La comunidad de Antioquía era difícil. Como tercera ciudad del imperio, su población estaba formada por un conglomerado de gentes diversas. El escriba Mateo lo vivía a diario: judios rigoristas, empeñados de manera inflexible en el cumplimiento de la ley, frente a judíos que habían creído en el Señor y eran capaces de relativizar, paganos que habían recibido la buena noticia, y otros a los que les bastaba llevarse bien con sus dioses… En este contexto sitúa Mateo la curación de esta niña, y lo que resulta sorprendente es que la lleva a cabo cediendo a las presiones de una mujer…

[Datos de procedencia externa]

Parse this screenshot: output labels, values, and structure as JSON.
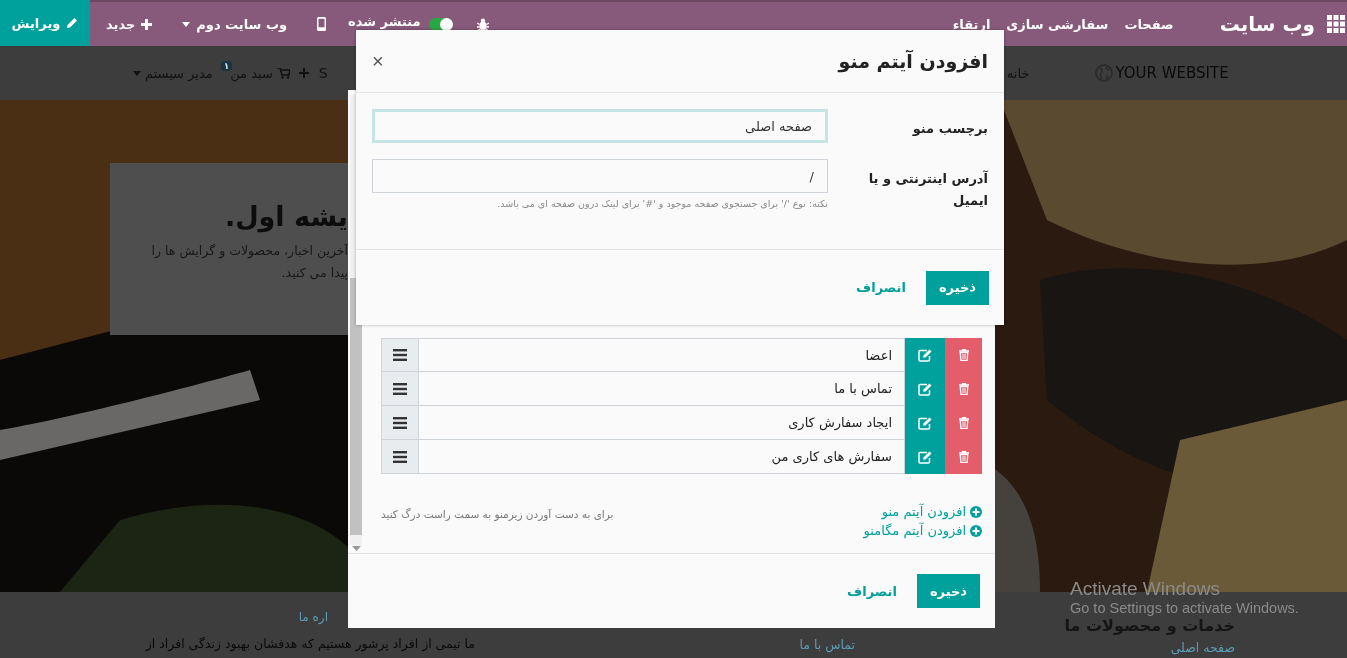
{
  "top_bar": {
    "brand": "وب سایت",
    "menu": [
      {
        "label": "صفحات"
      },
      {
        "label": "سفارشی سازی"
      },
      {
        "label": "ارتقاء"
      }
    ],
    "published": {
      "label": "منتشر شده",
      "on": true
    },
    "website_switcher": "وب سایت دوم",
    "new_button": "جدید",
    "edit_button": "ویرایش"
  },
  "site_nav": {
    "logo": "YOUR WEBSITE",
    "home": "خانه",
    "cut_item": "S",
    "cart": {
      "label": "سبد من",
      "count": "۱"
    },
    "user": "مدیر سیستم"
  },
  "hero": {
    "kind": "picture",
    "heading": "یشه اول.",
    "text_lines": [
      "آخرین اخبار، محصولات و گرایش ها را",
      "پیدا می کنید."
    ]
  },
  "footer": {
    "about_heading": "اره ما",
    "about_text": "ما تیمی از افراد پرشور هستیم که هدفشان بهبود زندگی افراد از",
    "contact_link": "تماس با ما",
    "services_heading": "خدمات و محصولات ما",
    "home_link": "صفحه اصلی"
  },
  "menu_editor": {
    "items": [
      {
        "label": "اعضا"
      },
      {
        "label": "تماس با ما"
      },
      {
        "label": "ایجاد سفارش کاری"
      },
      {
        "label": "سفارش های کاری من"
      }
    ],
    "hint": "برای به دست آوردن زیرمنو به سمت راست درگ کنید",
    "add_links": [
      "افزودن آیتم منو",
      "افزودن آیتم مگامنو"
    ],
    "save": "ذخیره",
    "cancel": "انصراف"
  },
  "add_item_dialog": {
    "title": "افزودن آیتم منو",
    "close": "×",
    "fields": [
      {
        "label": "برچسب منو",
        "value": "صفحه اصلی",
        "focused": true
      },
      {
        "label": "آدرس اینترنتی و یا ایمیل",
        "value": "/",
        "focused": false,
        "help": "نکته: نوع '/' برای جستجوی صفحه موجود و '#' برای لینک درون صفحه ای می باشد."
      }
    ],
    "save": "ذخیره",
    "cancel": "انصراف"
  },
  "os_notice": {
    "title": "Activate Windows",
    "text": "Go to Settings to activate Windows."
  }
}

El episodio precedente nos sitúa a Jesús discutiendo con unos fariseos, diríamos “de la rama dura”, una disputa como otras muchas, parecida a las que tienen lugar en la comunidad. Pero esta vez Jesús acaba harto. Necesita descansar, cambiar de ambiente. Lo que no se espera es que le vayan a romper los esquemas… Cansado de debatir, harto ya, cruza la frontera hacia Fenicia. Y se le acerca una mujer, gritando y pidiendo, sin parar. ¡Era lo que faltaba! Los discípulos intentan que se calle, pero ella sigue. ¡Qué pesada! “Atiéndela ya, a ver si nos deja en paz”, dicen. La mujer se acerca y pide: “Mi hija está enferma, te necesito”. La respuesta de Jesús es brutal, ofensiva, impertinente: el pan de los hijos no es para los perros. “Vaya corte”, diríamos hoy… Pero cuando alguien se empeña… La mujer responde, y a Jesús se le abre un horizonte con el que no contaba… Porque resulta, y ahora lo comprende, que ha venido para todos, no solo para las ovejas perdidas de la casa de Israel…
No ha venido solo para nosotros, cristianos de andar por casa, sino para aquellos que nos resultan extraños y a quienes miramos con una mirada distinta de la suya…molestos por la libetad de los judeo-cristianos de habla griega. La pregunta en el ambientes es: ¿hay que ser judío para ser cristiano?